In the summer of 1994 I worked at an outdoor education center in Montana. We lived in crumbling Forest Service barracks on the north fork of the Flathead River. The Douglas Fir forest swarmed with deer, at night we heard mountain lions. Every week a bus would ramble up the dirt road and empty a rabble of fifth graders versed enough to recognize a bull trout but still thrilled to see otters riffling the river, and recoiling in nervous delight from binoculars when they spotted a grizzly on the adjacent huckleberry mountain. Teaching kids about the outdoors in a place so wild was like teaching art history in Le Louvre.

Because the baracks were in such a state of disrepair, I one night saw the Aurora Borealis. The toilets in the teacher cabin had not quite flushed in some days and we were waiting for a backhoe to dig out and replace the pipes to the brownfield. I woke and wandered down the hall, surprised to find it rather well-lit. Outside, the mist of my sudden exhalation lifted to mix with the waves of light. It seemed much closer than I had imagined. It was indeed just like a postcard, in your hand, right there at hand.

The next morning came the backhoe. The map showed lines here and there but they dug several holes and couldn't hit the pipe. It occurred to me that if I wriggled into the crawlspace under the barrack I might be able to determine the angle at which the pipe began its path and with some trigonometry establish precisely where it exited the building. Sure enough, after brushing aside the cobwebs and a bit of scratching, I exposed the section of pipe heading out, and roughly measured the angle with a navigational compass gleaming in the light of my headlamp. A couple calculations further and we had the line marked with string in the sunlight, and soon the pipe was reached and plumbing restored.

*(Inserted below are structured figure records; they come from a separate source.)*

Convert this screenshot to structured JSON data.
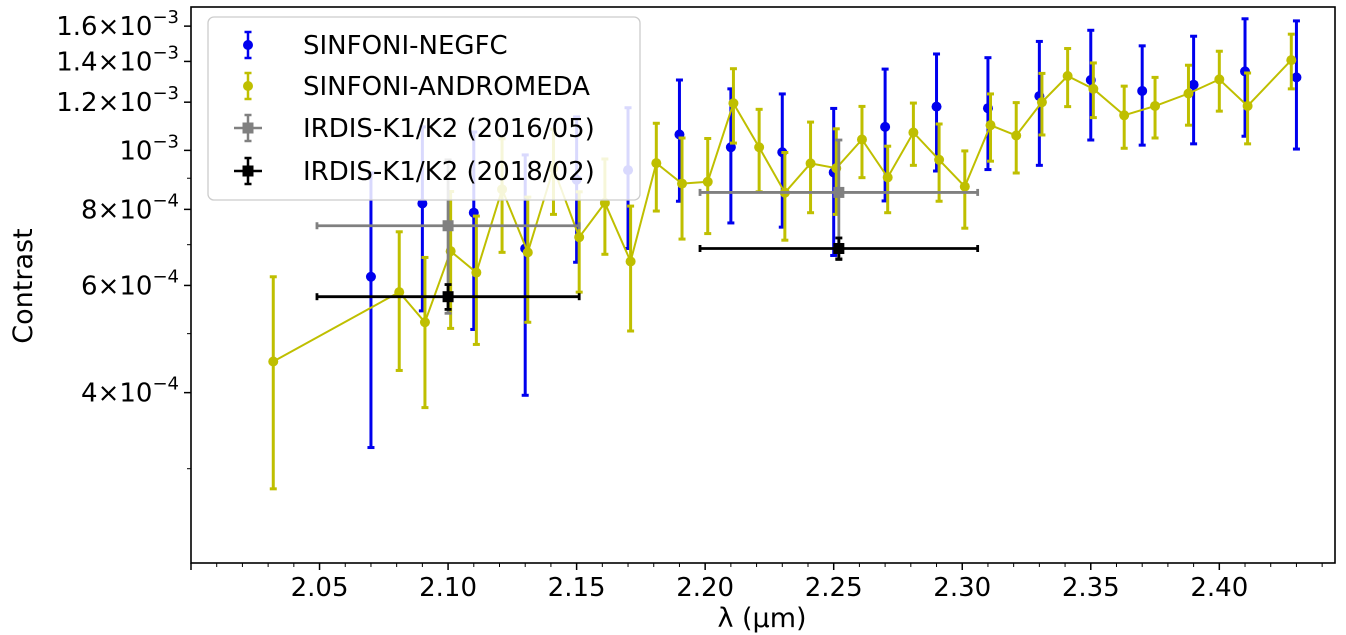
{
  "chart_data": {
    "type": "scatter",
    "xlabel": "λ (μm)",
    "ylabel": "Contrast",
    "xlim": [
      2.0,
      2.445
    ],
    "ylim": [
      0.00021,
      0.00172
    ],
    "grid": false,
    "legend_position": "top-left",
    "x_ticks": [
      {
        "value": 2.05,
        "label": "2.05"
      },
      {
        "value": 2.1,
        "label": "2.10"
      },
      {
        "value": 2.15,
        "label": "2.15"
      },
      {
        "value": 2.2,
        "label": "2.20"
      },
      {
        "value": 2.25,
        "label": "2.25"
      },
      {
        "value": 2.3,
        "label": "2.30"
      },
      {
        "value": 2.35,
        "label": "2.35"
      },
      {
        "value": 2.4,
        "label": "2.40"
      }
    ],
    "y_ticks": [
      {
        "value": 0.0004,
        "base": "4×10",
        "exp": "−4"
      },
      {
        "value": 0.0006,
        "base": "6×10",
        "exp": "−4"
      },
      {
        "value": 0.0008,
        "base": "8×10",
        "exp": "−4"
      },
      {
        "value": 0.001,
        "base": "10",
        "exp": "−3"
      },
      {
        "value": 0.0012,
        "base": "1.2×10",
        "exp": "−3"
      },
      {
        "value": 0.0014,
        "base": "1.4×10",
        "exp": "−3"
      },
      {
        "value": 0.0016,
        "base": "1.6×10",
        "exp": "−3"
      }
    ],
    "series": [
      {
        "name": "SINFONI-NEGFC",
        "color": "#0000ee",
        "marker": "circle",
        "line": false,
        "points": [
          {
            "x": 2.07,
            "y": 0.00062,
            "lo": 0.000325,
            "hi": 0.000918
          },
          {
            "x": 2.09,
            "y": 0.000818,
            "lo": 0.000545,
            "hi": 0.001093
          },
          {
            "x": 2.11,
            "y": 0.00079,
            "lo": 0.000508,
            "hi": 0.001072
          },
          {
            "x": 2.13,
            "y": 0.00069,
            "lo": 0.000396,
            "hi": 0.000983
          },
          {
            "x": 2.15,
            "y": 0.000895,
            "lo": 0.000655,
            "hi": 0.001135
          },
          {
            "x": 2.17,
            "y": 0.000928,
            "lo": 0.00069,
            "hi": 0.001175
          },
          {
            "x": 2.19,
            "y": 0.001062,
            "lo": 0.000825,
            "hi": 0.001305
          },
          {
            "x": 2.21,
            "y": 0.001012,
            "lo": 0.00076,
            "hi": 0.001262
          },
          {
            "x": 2.23,
            "y": 0.000993,
            "lo": 0.000748,
            "hi": 0.001238
          },
          {
            "x": 2.25,
            "y": 0.00092,
            "lo": 0.000672,
            "hi": 0.001172
          },
          {
            "x": 2.27,
            "y": 0.001093,
            "lo": 0.000826,
            "hi": 0.00136
          },
          {
            "x": 2.29,
            "y": 0.00118,
            "lo": 0.000925,
            "hi": 0.00144
          },
          {
            "x": 2.31,
            "y": 0.001173,
            "lo": 0.00093,
            "hi": 0.00142
          },
          {
            "x": 2.33,
            "y": 0.001228,
            "lo": 0.000945,
            "hi": 0.00151
          },
          {
            "x": 2.35,
            "y": 0.001305,
            "lo": 0.00104,
            "hi": 0.001575
          },
          {
            "x": 2.37,
            "y": 0.001252,
            "lo": 0.00102,
            "hi": 0.001485
          },
          {
            "x": 2.39,
            "y": 0.001282,
            "lo": 0.001025,
            "hi": 0.00154
          },
          {
            "x": 2.41,
            "y": 0.001348,
            "lo": 0.001055,
            "hi": 0.001645
          },
          {
            "x": 2.43,
            "y": 0.001318,
            "lo": 0.001005,
            "hi": 0.001632
          }
        ]
      },
      {
        "name": "SINFONI-ANDROMEDA",
        "color": "#bfbf00",
        "marker": "circle",
        "line": true,
        "points": [
          {
            "x": 2.032,
            "y": 0.00045,
            "lo": 0.000278,
            "hi": 0.00062
          },
          {
            "x": 2.081,
            "y": 0.000585,
            "lo": 0.000435,
            "hi": 0.000735
          },
          {
            "x": 2.091,
            "y": 0.000522,
            "lo": 0.000378,
            "hi": 0.000667
          },
          {
            "x": 2.101,
            "y": 0.000683,
            "lo": 0.00051,
            "hi": 0.000856
          },
          {
            "x": 2.111,
            "y": 0.00063,
            "lo": 0.00048,
            "hi": 0.00078
          },
          {
            "x": 2.121,
            "y": 0.000863,
            "lo": 0.00068,
            "hi": 0.001045
          },
          {
            "x": 2.131,
            "y": 0.00068,
            "lo": 0.000522,
            "hi": 0.000838
          },
          {
            "x": 2.141,
            "y": 0.000935,
            "lo": 0.000785,
            "hi": 0.001083
          },
          {
            "x": 2.151,
            "y": 0.00072,
            "lo": 0.000585,
            "hi": 0.000855
          },
          {
            "x": 2.161,
            "y": 0.00082,
            "lo": 0.000675,
            "hi": 0.000968
          },
          {
            "x": 2.171,
            "y": 0.000657,
            "lo": 0.000505,
            "hi": 0.00081
          },
          {
            "x": 2.181,
            "y": 0.000953,
            "lo": 0.000795,
            "hi": 0.001108
          },
          {
            "x": 2.191,
            "y": 0.000882,
            "lo": 0.000715,
            "hi": 0.001048
          },
          {
            "x": 2.201,
            "y": 0.000888,
            "lo": 0.00073,
            "hi": 0.001046
          },
          {
            "x": 2.211,
            "y": 0.001195,
            "lo": 0.001028,
            "hi": 0.001362
          },
          {
            "x": 2.221,
            "y": 0.001012,
            "lo": 0.000855,
            "hi": 0.001168
          },
          {
            "x": 2.231,
            "y": 0.000852,
            "lo": 0.000712,
            "hi": 0.000992
          },
          {
            "x": 2.241,
            "y": 0.000952,
            "lo": 0.00079,
            "hi": 0.001113
          },
          {
            "x": 2.251,
            "y": 0.000935,
            "lo": 0.000785,
            "hi": 0.001085
          },
          {
            "x": 2.261,
            "y": 0.001042,
            "lo": 0.000902,
            "hi": 0.001181
          },
          {
            "x": 2.271,
            "y": 0.000903,
            "lo": 0.00079,
            "hi": 0.001016
          },
          {
            "x": 2.281,
            "y": 0.00107,
            "lo": 0.000945,
            "hi": 0.001196
          },
          {
            "x": 2.291,
            "y": 0.000965,
            "lo": 0.000825,
            "hi": 0.001105
          },
          {
            "x": 2.301,
            "y": 0.000872,
            "lo": 0.000745,
            "hi": 0.000998
          },
          {
            "x": 2.311,
            "y": 0.0011,
            "lo": 0.00096,
            "hi": 0.001238
          },
          {
            "x": 2.321,
            "y": 0.001058,
            "lo": 0.000918,
            "hi": 0.001198
          },
          {
            "x": 2.331,
            "y": 0.0012,
            "lo": 0.00106,
            "hi": 0.001338
          },
          {
            "x": 2.341,
            "y": 0.001325,
            "lo": 0.00118,
            "hi": 0.00147
          },
          {
            "x": 2.351,
            "y": 0.001262,
            "lo": 0.001132,
            "hi": 0.001392
          },
          {
            "x": 2.363,
            "y": 0.001142,
            "lo": 0.001008,
            "hi": 0.001275
          },
          {
            "x": 2.375,
            "y": 0.001183,
            "lo": 0.001048,
            "hi": 0.001318
          },
          {
            "x": 2.388,
            "y": 0.00124,
            "lo": 0.0011,
            "hi": 0.00138
          },
          {
            "x": 2.4,
            "y": 0.001308,
            "lo": 0.00116,
            "hi": 0.001455
          },
          {
            "x": 2.411,
            "y": 0.001183,
            "lo": 0.001025,
            "hi": 0.00134
          },
          {
            "x": 2.428,
            "y": 0.001407,
            "lo": 0.001262,
            "hi": 0.001552
          }
        ]
      },
      {
        "name": "IRDIS-K1/K2 (2016/05)",
        "color": "#808080",
        "marker": "square",
        "line": false,
        "points": [
          {
            "x": 2.1,
            "y": 0.000752,
            "lo": 0.00054,
            "hi": 0.000965,
            "xlo": 2.049,
            "xhi": 2.151
          },
          {
            "x": 2.252,
            "y": 0.000853,
            "lo": 0.000665,
            "hi": 0.00104,
            "xlo": 2.198,
            "xhi": 2.306
          }
        ]
      },
      {
        "name": "IRDIS-K1/K2 (2018/02)",
        "color": "#000000",
        "marker": "square",
        "line": false,
        "points": [
          {
            "x": 2.1,
            "y": 0.000575,
            "lo": 0.000548,
            "hi": 0.000602,
            "xlo": 2.049,
            "xhi": 2.151
          },
          {
            "x": 2.252,
            "y": 0.00069,
            "lo": 0.000662,
            "hi": 0.000718,
            "xlo": 2.198,
            "xhi": 2.306
          }
        ]
      }
    ]
  }
}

I do sometimes wonder how many times I would have seen the Aurora Borealis had I not used trigonometry to solve that problem. But at least I have a great answer when a student asks what trigonometry is good for. I try not to teach a procedure unless I've given students a reason to use it. There are plenty of interesting problems to solve in the world, and we should by all means give students the most compelling problems we can imagine. While this particular story has not become an investigation for my students to work on in class, there are plenty others, real and invented, which I've created to draw students to light and pattern.